At $1499, Temi was created by CEO Yossi Wolf after he went to visit his grandmother and noticed how shaky her hands were and how difficult it was for her to hold a cup of tea, let alone operate her smartphone.
Wolf comes from the military world, but after years making all-terrain robots to track explosives as part of Roboteam, Temi’s parent company, Wolf decided to make a friendly consumer robot.
Joined by the lead investor and former CTO of Alibaba – John Wu – who helped raise a $60 million capital round for Temi, as well as a second round of $21 million earlier this year, Wolf made his vision come true.
“Temi incorporates unparalleled technology at a reachable price, making it the ultimate way for people to communicate … It will dramatically transform the way we conduct business and connect with loved ones from afar,” Wolf says.
In January, the company announced its newest collaboration with tech and retail giant Amazon, which Wolf called “a major step up for Temi.” As part of the partnership, Temi Global will integrate Amazon’s Alexa and Echo Show functions into the machine, which it hails as the world’s first intelligent, mobile, personal AI-powered robot.
CommonSense Robotics
CommonSense Robotics partners with grocery retailers to fulfill and deliver online orders within one hour. To make this happen, the company builds networks of automated Micro- Fulfillment Centers in dense urban areas that combine the speed of local delivery with the efficiencies and scale of robotic fulfillment.
The combination of speed and AI efficiency allows hundreds of robots to move around fulfillment centers. These centers are owned and operated by CommonSense Robotics, which plans to charge retailers on a pay-as-you-go basis.
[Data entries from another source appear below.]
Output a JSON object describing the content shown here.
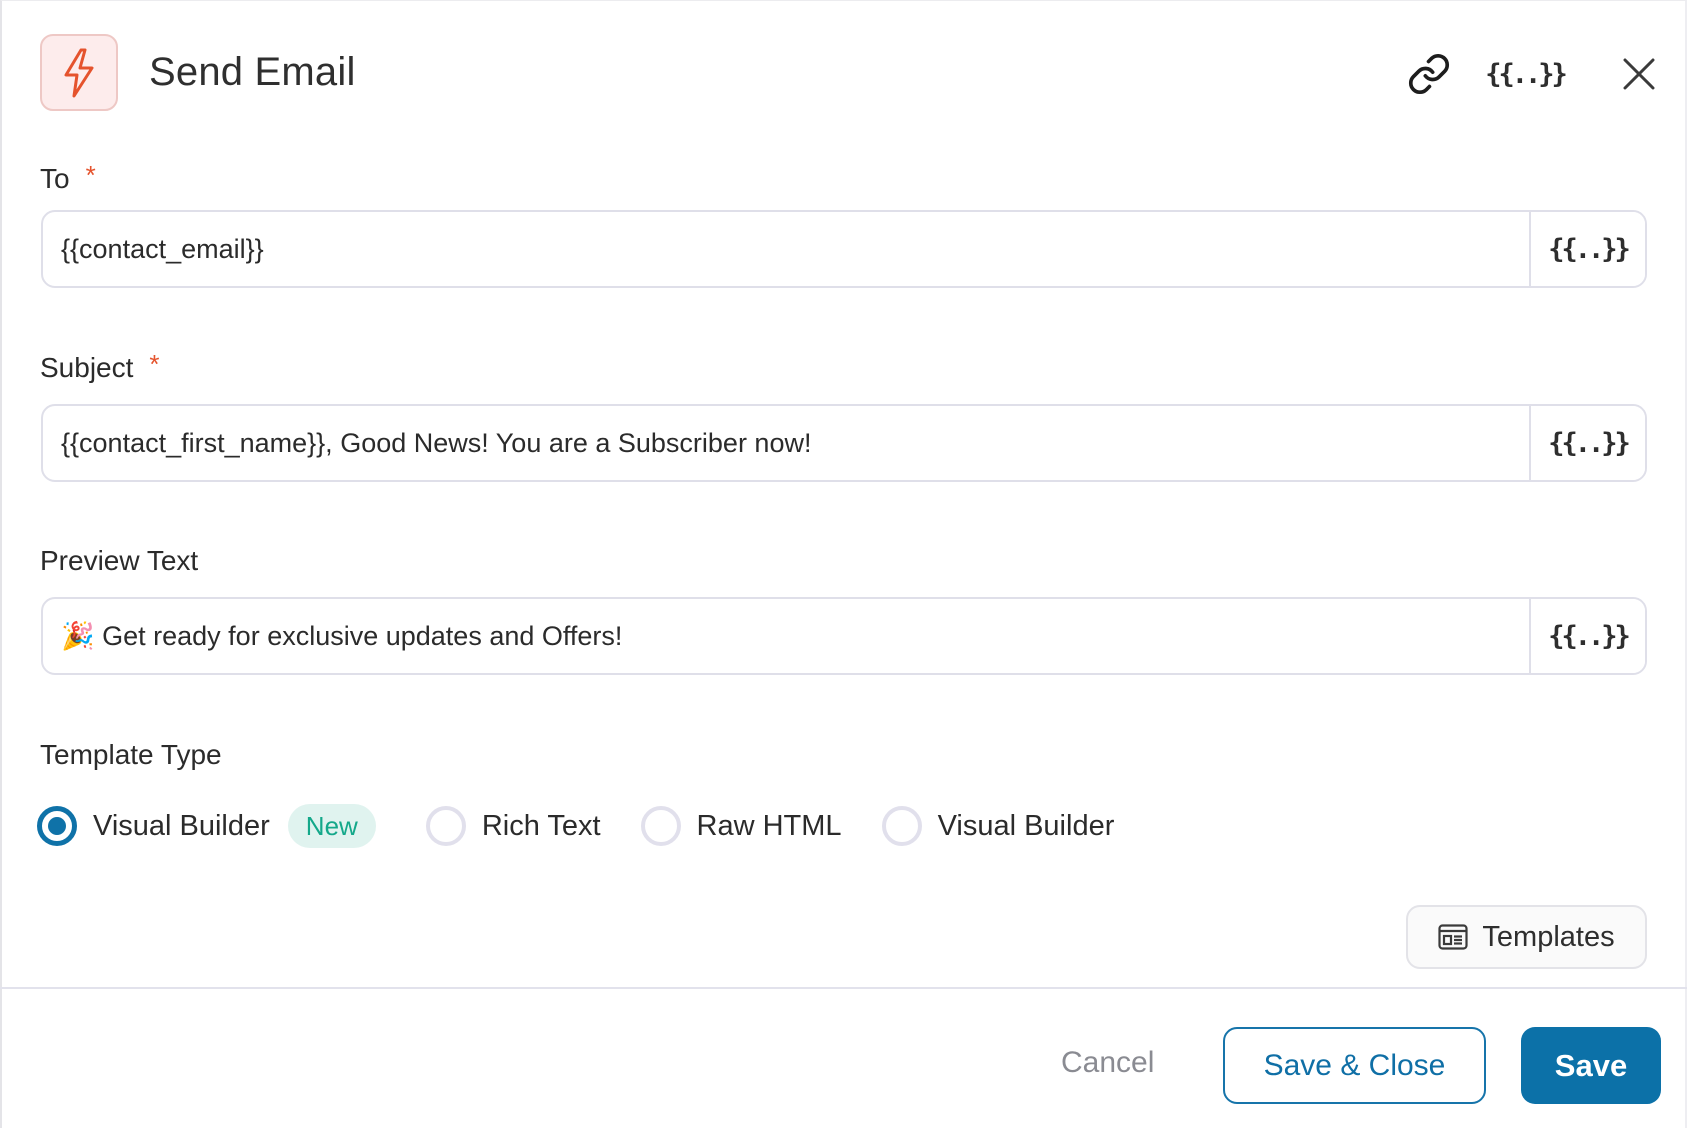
{
  "header": {
    "title": "Send Email",
    "icon": "lightning-bolt-icon",
    "actions": [
      {
        "name": "link-icon"
      },
      {
        "name": "variables-icon",
        "glyph": "{{..}}"
      },
      {
        "name": "close-icon"
      }
    ]
  },
  "fields": {
    "to": {
      "label": "To",
      "required_mark": "*",
      "value": "{{contact_email}}",
      "var_button": "{{..}}"
    },
    "subject": {
      "label": "Subject",
      "required_mark": "*",
      "value": "{{contact_first_name}}, Good News! You are a Subscriber now!",
      "var_button": "{{..}}"
    },
    "preview_text": {
      "label": "Preview Text",
      "value": "🎉 Get ready for exclusive updates and Offers!",
      "var_button": "{{..}}"
    }
  },
  "template_type": {
    "label": "Template Type",
    "options": [
      {
        "label": "Visual Builder",
        "badge": "New",
        "checked": true
      },
      {
        "label": "Rich Text",
        "checked": false
      },
      {
        "label": "Raw HTML",
        "checked": false
      },
      {
        "label": "Visual Builder",
        "checked": false
      }
    ],
    "templates_button": "Templates"
  },
  "footer": {
    "cancel": "Cancel",
    "save_close": "Save & Close",
    "save": "Save"
  },
  "colors": {
    "primary": "#0c71a8",
    "required": "#e5532d",
    "badge_text": "#14a88a",
    "badge_bg": "#e0f3ef",
    "icon_accent": "#e5532d"
  }
}
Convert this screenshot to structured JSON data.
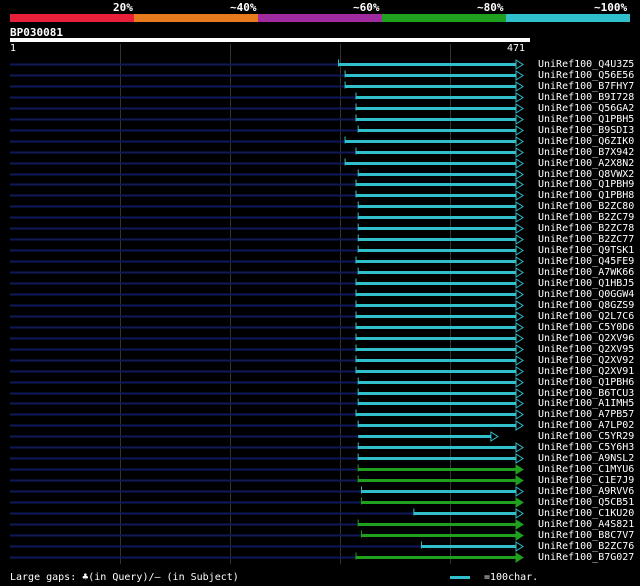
{
  "legend": {
    "labels": [
      "20%",
      "~40%",
      "~60%",
      "~80%",
      "~100%"
    ],
    "colors": [
      "#e8203a",
      "#e87a1e",
      "#a02aa0",
      "#1fa01f",
      "#2fc0cc"
    ]
  },
  "query": {
    "name": "BP030081",
    "start": "1",
    "end": "471",
    "length": 471
  },
  "colors": {
    "gap": "#101a5a",
    "cyan": "#2fc0cc",
    "green": "#1fa01f",
    "query_bar": "#ffffff"
  },
  "hits": [
    {
      "label": "UniRef100_Q4U3Z5",
      "start": 302,
      "end": 471,
      "color": "cyan",
      "arrow": true,
      "tick": true
    },
    {
      "label": "UniRef100_Q56E56",
      "start": 308,
      "end": 471,
      "color": "cyan",
      "arrow": true,
      "tick": true
    },
    {
      "label": "UniRef100_B7FHY7",
      "start": 308,
      "end": 471,
      "color": "cyan",
      "arrow": true,
      "tick": true
    },
    {
      "label": "UniRef100_B9I728",
      "start": 318,
      "end": 471,
      "color": "cyan",
      "arrow": true,
      "tick": true
    },
    {
      "label": "UniRef100_Q56GA2",
      "start": 318,
      "end": 471,
      "color": "cyan",
      "arrow": true,
      "tick": true
    },
    {
      "label": "UniRef100_Q1PBH5",
      "start": 318,
      "end": 471,
      "color": "cyan",
      "arrow": true,
      "tick": true
    },
    {
      "label": "UniRef100_B9SDI3",
      "start": 320,
      "end": 471,
      "color": "cyan",
      "arrow": true,
      "tick": true
    },
    {
      "label": "UniRef100_Q6ZIK0",
      "start": 308,
      "end": 471,
      "color": "cyan",
      "arrow": true,
      "tick": true
    },
    {
      "label": "UniRef100_B7X942",
      "start": 318,
      "end": 471,
      "color": "cyan",
      "arrow": true,
      "tick": true
    },
    {
      "label": "UniRef100_A2X8N2",
      "start": 308,
      "end": 471,
      "color": "cyan",
      "arrow": true,
      "tick": true
    },
    {
      "label": "UniRef100_Q8VWX2",
      "start": 320,
      "end": 471,
      "color": "cyan",
      "arrow": true,
      "tick": true
    },
    {
      "label": "UniRef100_Q1PBH9",
      "start": 318,
      "end": 471,
      "color": "cyan",
      "arrow": true,
      "tick": true
    },
    {
      "label": "UniRef100_Q1PBH8",
      "start": 318,
      "end": 471,
      "color": "cyan",
      "arrow": true,
      "tick": true
    },
    {
      "label": "UniRef100_B2ZC80",
      "start": 320,
      "end": 471,
      "color": "cyan",
      "arrow": true,
      "tick": true
    },
    {
      "label": "UniRef100_B2ZC79",
      "start": 320,
      "end": 471,
      "color": "cyan",
      "arrow": true,
      "tick": true
    },
    {
      "label": "UniRef100_B2ZC78",
      "start": 320,
      "end": 471,
      "color": "cyan",
      "arrow": true,
      "tick": true
    },
    {
      "label": "UniRef100_B2ZC77",
      "start": 320,
      "end": 471,
      "color": "cyan",
      "arrow": true,
      "tick": true
    },
    {
      "label": "UniRef100_Q9TSK1",
      "start": 320,
      "end": 471,
      "color": "cyan",
      "arrow": true,
      "tick": true
    },
    {
      "label": "UniRef100_Q45FE9",
      "start": 318,
      "end": 471,
      "color": "cyan",
      "arrow": true,
      "tick": true
    },
    {
      "label": "UniRef100_A7WK66",
      "start": 320,
      "end": 471,
      "color": "cyan",
      "arrow": true,
      "tick": true
    },
    {
      "label": "UniRef100_Q1HBJ5",
      "start": 318,
      "end": 471,
      "color": "cyan",
      "arrow": true,
      "tick": true
    },
    {
      "label": "UniRef100_Q0GGW4",
      "start": 318,
      "end": 471,
      "color": "cyan",
      "arrow": true,
      "tick": true
    },
    {
      "label": "UniRef100_Q8GZS9",
      "start": 318,
      "end": 471,
      "color": "cyan",
      "arrow": true,
      "tick": true
    },
    {
      "label": "UniRef100_Q2L7C6",
      "start": 318,
      "end": 471,
      "color": "cyan",
      "arrow": true,
      "tick": true
    },
    {
      "label": "UniRef100_C5Y0D6",
      "start": 318,
      "end": 471,
      "color": "cyan",
      "arrow": true,
      "tick": true
    },
    {
      "label": "UniRef100_Q2XV96",
      "start": 318,
      "end": 471,
      "color": "cyan",
      "arrow": true,
      "tick": true
    },
    {
      "label": "UniRef100_Q2XV95",
      "start": 318,
      "end": 471,
      "color": "cyan",
      "arrow": true,
      "tick": true
    },
    {
      "label": "UniRef100_Q2XV92",
      "start": 318,
      "end": 471,
      "color": "cyan",
      "arrow": true,
      "tick": true
    },
    {
      "label": "UniRef100_Q2XV91",
      "start": 318,
      "end": 471,
      "color": "cyan",
      "arrow": true,
      "tick": true
    },
    {
      "label": "UniRef100_Q1PBH6",
      "start": 320,
      "end": 471,
      "color": "cyan",
      "arrow": true,
      "tick": true
    },
    {
      "label": "UniRef100_B6TCU3",
      "start": 320,
      "end": 471,
      "color": "cyan",
      "arrow": true,
      "tick": true
    },
    {
      "label": "UniRef100_A1IMH5",
      "start": 320,
      "end": 471,
      "color": "cyan",
      "arrow": true,
      "tick": true
    },
    {
      "label": "UniRef100_A7PB57",
      "start": 318,
      "end": 471,
      "color": "cyan",
      "arrow": true,
      "tick": true
    },
    {
      "label": "UniRef100_A7LP02",
      "start": 320,
      "end": 471,
      "color": "cyan",
      "arrow": true,
      "tick": true
    },
    {
      "label": "UniRef100_C5YR29",
      "start": 320,
      "end": 448,
      "color": "cyan",
      "arrow": true,
      "tick": false
    },
    {
      "label": "UniRef100_C5Y6H3",
      "start": 320,
      "end": 471,
      "color": "cyan",
      "arrow": true,
      "tick": true
    },
    {
      "label": "UniRef100_A9NSL2",
      "start": 320,
      "end": 471,
      "color": "cyan",
      "arrow": true,
      "tick": true
    },
    {
      "label": "UniRef100_C1MYU6",
      "start": 320,
      "end": 471,
      "color": "green",
      "arrow": true,
      "tick": true
    },
    {
      "label": "UniRef100_C1E7J9",
      "start": 320,
      "end": 471,
      "color": "green",
      "arrow": true,
      "tick": true
    },
    {
      "label": "UniRef100_A9RVV6",
      "start": 323,
      "end": 471,
      "color": "cyan",
      "arrow": true,
      "tick": true
    },
    {
      "label": "UniRef100_Q5CB51",
      "start": 323,
      "end": 471,
      "color": "green",
      "arrow": true,
      "tick": true
    },
    {
      "label": "UniRef100_C1KU20",
      "start": 371,
      "end": 471,
      "color": "cyan",
      "arrow": true,
      "tick": true
    },
    {
      "label": "UniRef100_A4S821",
      "start": 320,
      "end": 471,
      "color": "green",
      "arrow": true,
      "tick": true
    },
    {
      "label": "UniRef100_B8C7V7",
      "start": 323,
      "end": 471,
      "color": "green",
      "arrow": true,
      "tick": true
    },
    {
      "label": "UniRef100_B2ZC76",
      "start": 378,
      "end": 471,
      "color": "cyan",
      "arrow": true,
      "tick": true
    },
    {
      "label": "UniRef100_B7G027",
      "start": 318,
      "end": 471,
      "color": "green",
      "arrow": true,
      "tick": true
    }
  ],
  "footer": {
    "large_gaps": "Large gaps: ♣(in Query)/— (in Subject)",
    "scale_text": "=100char."
  }
}
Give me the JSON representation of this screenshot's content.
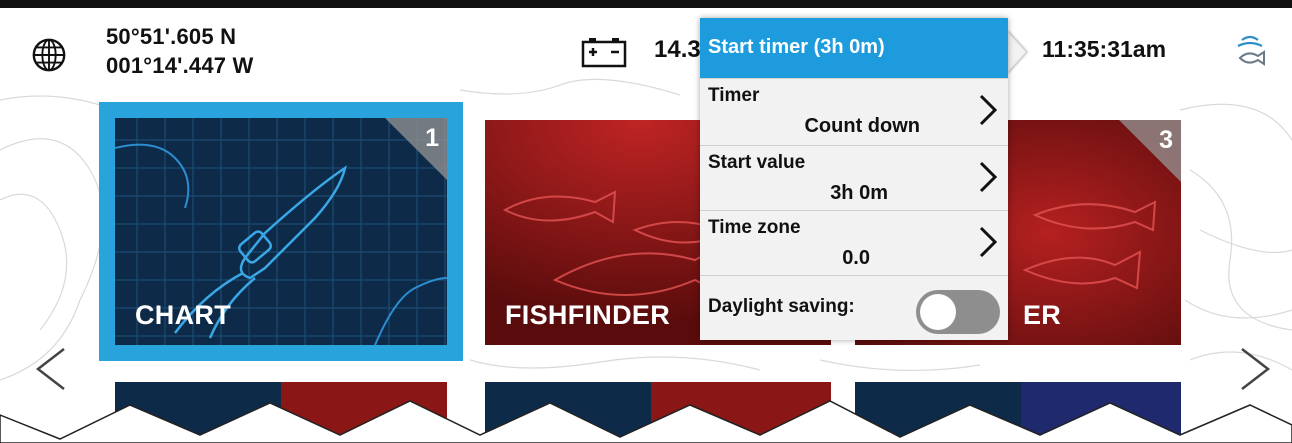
{
  "status_bar": {
    "latitude": "50°51'.605 N",
    "longitude": "001°14'.447 W",
    "voltage": "14.3",
    "time": "11:35:31am"
  },
  "icons": {
    "globe": "globe-icon",
    "battery": "battery-icon",
    "fish_alarm": "fish-icon",
    "nav_left": "chevron-left-icon",
    "nav_right": "chevron-right-icon"
  },
  "tiles": [
    {
      "label": "CHART",
      "number": "1",
      "selected": true
    },
    {
      "label": "FISHFINDER",
      "number": ""
    },
    {
      "label": "ER",
      "number": "3"
    }
  ],
  "popup": {
    "header": "Start timer (3h 0m)",
    "rows": [
      {
        "label": "Timer",
        "value": "Count down"
      },
      {
        "label": "Start value",
        "value": "3h 0m"
      },
      {
        "label": "Time zone",
        "value": "0.0"
      }
    ],
    "toggle_label": "Daylight saving:",
    "toggle_on": false
  },
  "colors": {
    "accent": "#1d9bdd",
    "selection_border": "#29a3dc",
    "chart_tile": "#0d2b49",
    "fishfinder_tile": "#7a1414"
  }
}
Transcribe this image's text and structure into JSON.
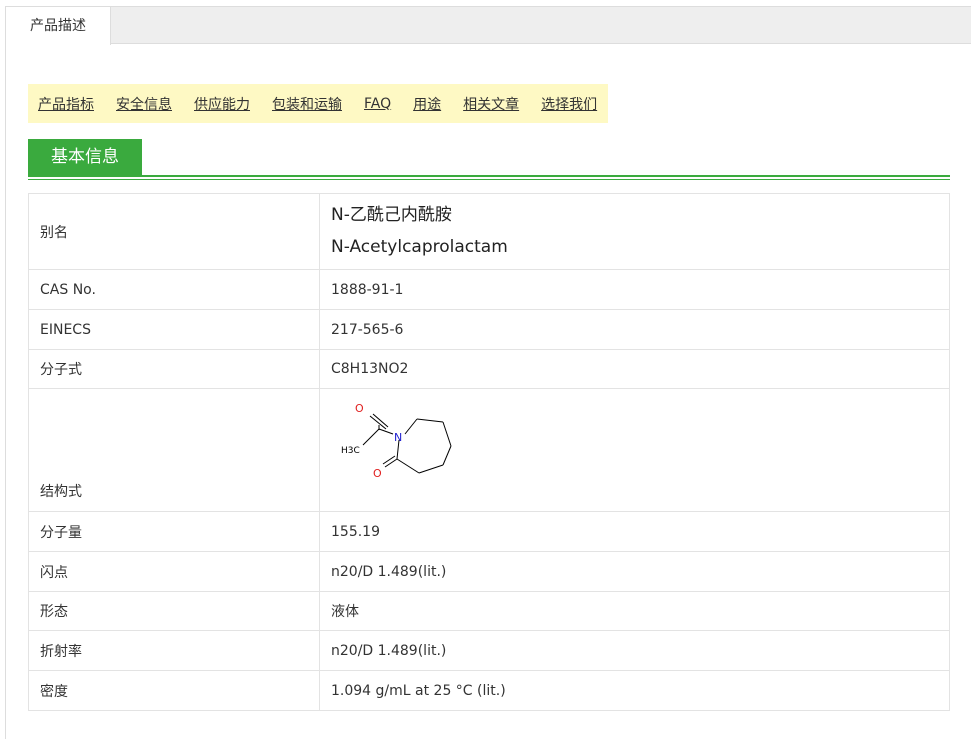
{
  "tabs": [
    {
      "label": "产品描述"
    }
  ],
  "nav": {
    "links": [
      "产品指标",
      "安全信息",
      "供应能力",
      "包装和运输",
      "FAQ",
      "用途",
      "相关文章",
      "选择我们"
    ]
  },
  "section": {
    "title": "基本信息"
  },
  "rows": [
    {
      "key": "别名",
      "values": [
        "N-乙酰己内酰胺",
        "N-Acetylcaprolactam"
      ]
    },
    {
      "key": "CAS No.",
      "value": "1888-91-1"
    },
    {
      "key": "EINECS",
      "value": "217-565-6"
    },
    {
      "key": "分子式",
      "value": "C8H13NO2"
    },
    {
      "key": "结构式",
      "structure": {
        "atoms": [
          "O",
          "N",
          "H3C",
          "O"
        ]
      }
    },
    {
      "key": "分子量",
      "value": "155.19"
    },
    {
      "key": "闪点",
      "value": "n20/D 1.489(lit.)"
    },
    {
      "key": "形态",
      "value": "液体"
    },
    {
      "key": "折射率",
      "value": "n20/D 1.489(lit.)"
    },
    {
      "key": "密度",
      "value": "1.094 g/mL at 25 °C (lit.)"
    }
  ],
  "colors": {
    "accent_green": "#3aaa3e",
    "nav_bg": "#fef9c4",
    "oxygen": "#e02020",
    "nitrogen": "#2020d0"
  }
}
The centers will be staffed by a handful of employees and a few hundred robots and could house inventory for one or multiple grocery stores.
Founded in 2015, the company has raised $26 million from VCs including Innovation Endeavors, Aleph, and Playground.
KITOV Systems
Industrial automation and robotics are taking over many manual tasks in manufacturing. However, in most production lines visual quality inspection is still done manually due to product complexity, inspection requirements, and high cost of customized solutions.
Located in Petah Tikva, KITOV Systems, designed a visual inspection robot for industrial manufacturing. According to the company, the industry currently spends $15 billion a year on visual quality control. Kitov Systems combines 3D virtual machine vision (advanced robotics) big data analytics, AI and deep learning to detect the most detailed defects in manufacturing and lower the cost of quality control.
SEE ALSO: Cockroaches, Turtles And Worms: Israeli Scientists Develop Nature-Inspired Robots For Space, Search & Rescue, Surgery
The startup, which was founded by CTO Dr. Yossi Rubner and VP of R&D Nir Avrahami, raised $10 million last year from RSBG through HAHN Group, and with the participation of Global IOT Technology Venture that (GiTV).